The work put into this book is truly impressive. Just to give you an idea, let me point out that this is a Routledge course and that Routledge is the world's largest publisher of language courses. In their Colloquial courses, Routledge covers more than 50 languages. Given all this, it almost defies belief that the most extensive language course of all courses published by Routledge is not a Spanish, Chinese, Arabic, Russian, French or Italian course - it's a course in Tajik!!
While most Colloquial courses include 1000-2000 words, usually around 1500, the learner will get close to 3500 words by the time he finishes this course. And the grammar explanations are so in-depth yet perfectly explained in suitable doses that you'll breeze through on your way to fully mastering all aspects of Tajiki grammar. True, there are very few other Tajiki courses on the market but even if there were, it would be hard to compete with this one.

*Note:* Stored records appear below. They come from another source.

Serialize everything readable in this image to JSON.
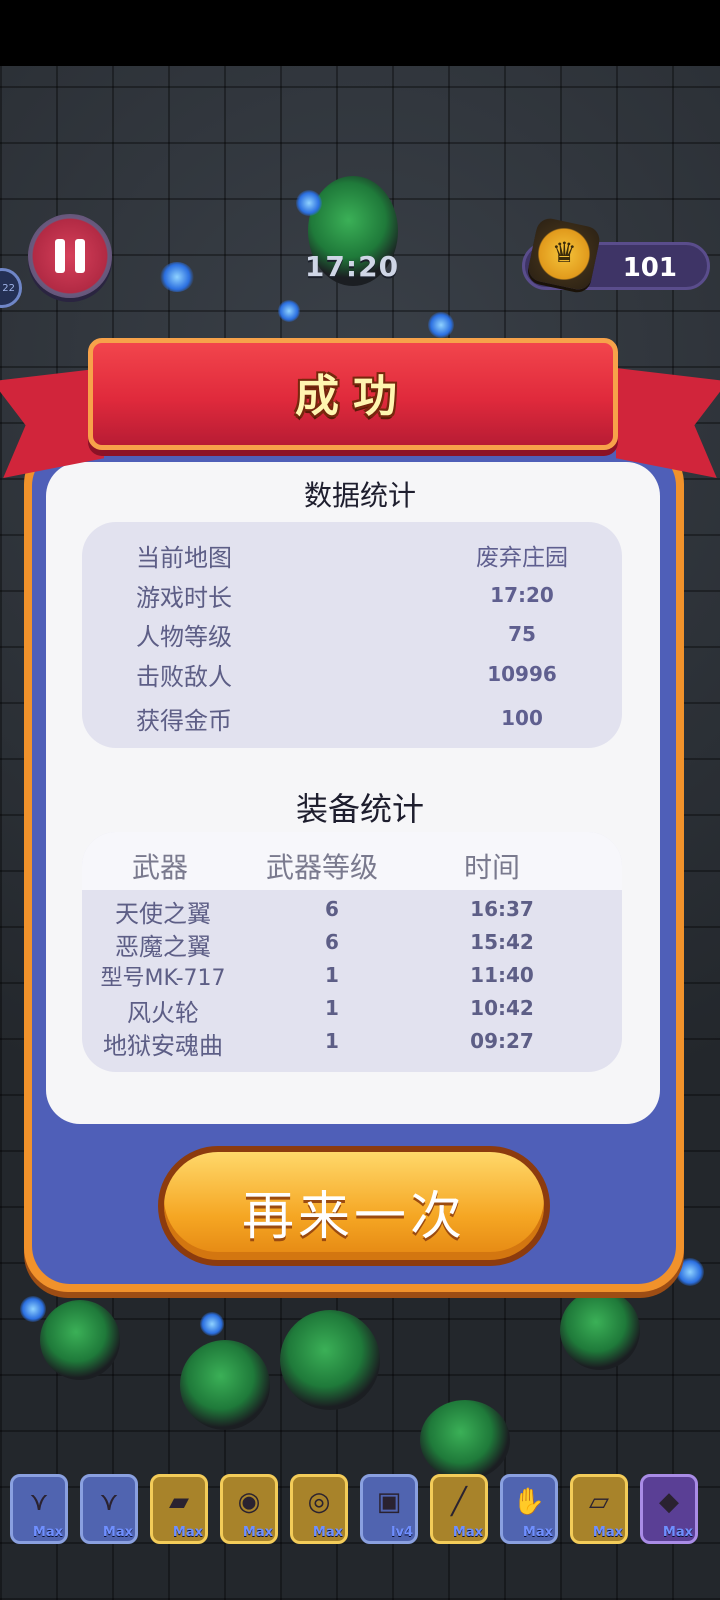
{
  "hud": {
    "timer": "17:20",
    "coins": "101",
    "side_level": "22"
  },
  "banner": {
    "title": "成功"
  },
  "stats": {
    "title": "数据统计",
    "rows": [
      {
        "label": "当前地图",
        "value": "废弃庄园"
      },
      {
        "label": "游戏时长",
        "value": "17:20"
      },
      {
        "label": "人物等级",
        "value": "75"
      },
      {
        "label": "击败敌人",
        "value": "10996"
      },
      {
        "label": "获得金币",
        "value": "100"
      }
    ]
  },
  "equipment": {
    "title": "装备统计",
    "headers": [
      "武器",
      "武器等级",
      "时间"
    ],
    "rows": [
      {
        "weapon": "天使之翼",
        "level": "6",
        "time": "16:37"
      },
      {
        "weapon": "恶魔之翼",
        "level": "6",
        "time": "15:42"
      },
      {
        "weapon": "型号MK-717",
        "level": "1",
        "time": "11:40"
      },
      {
        "weapon": "风火轮",
        "level": "1",
        "time": "10:42"
      },
      {
        "weapon": "地狱安魂曲",
        "level": "1",
        "time": "09:27"
      }
    ]
  },
  "retry_button": "再来一次",
  "hotbar": [
    {
      "icon": "angel-wings-icon",
      "level": "Max",
      "frame": "blue"
    },
    {
      "icon": "demon-wings-icon",
      "level": "Max",
      "frame": "blue"
    },
    {
      "icon": "gun-icon",
      "level": "Max",
      "frame": "gold"
    },
    {
      "icon": "fire-wheel-icon",
      "level": "Max",
      "frame": "gold"
    },
    {
      "icon": "requiem-disc-icon",
      "level": "Max",
      "frame": "gold"
    },
    {
      "icon": "stone-tablet-icon",
      "level": "lv4",
      "frame": "blue"
    },
    {
      "icon": "torch-icon",
      "level": "Max",
      "frame": "gold"
    },
    {
      "icon": "gauntlet-icon",
      "level": "Max",
      "frame": "blue"
    },
    {
      "icon": "scroll-icon",
      "level": "Max",
      "frame": "gold"
    },
    {
      "icon": "crystal-icon",
      "level": "Max",
      "frame": "purple"
    }
  ]
}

However, there are two drawbacks. The spelling used is conventional Tajiki ortography with the Cyrillic alphabet. That's fine by me, I don't think there's any need for using the Latin alplabet BUT... I do wish that they would have indicated vowel length. Contrary to the Persian spoken in Iran where three vowels are always long and three always short, some Tajiki Persian vowels can be either long or short. For a learner, it's impossible to know which is which and as there are no CDs to help, you cannot know when to pronounce vowels long or short. The other drawback is the lack of answers to the excersises. Having excersises is rather pointless if you cannot check your answers.
If these two drawbacks are fixed, this will truly be the ultimate language course.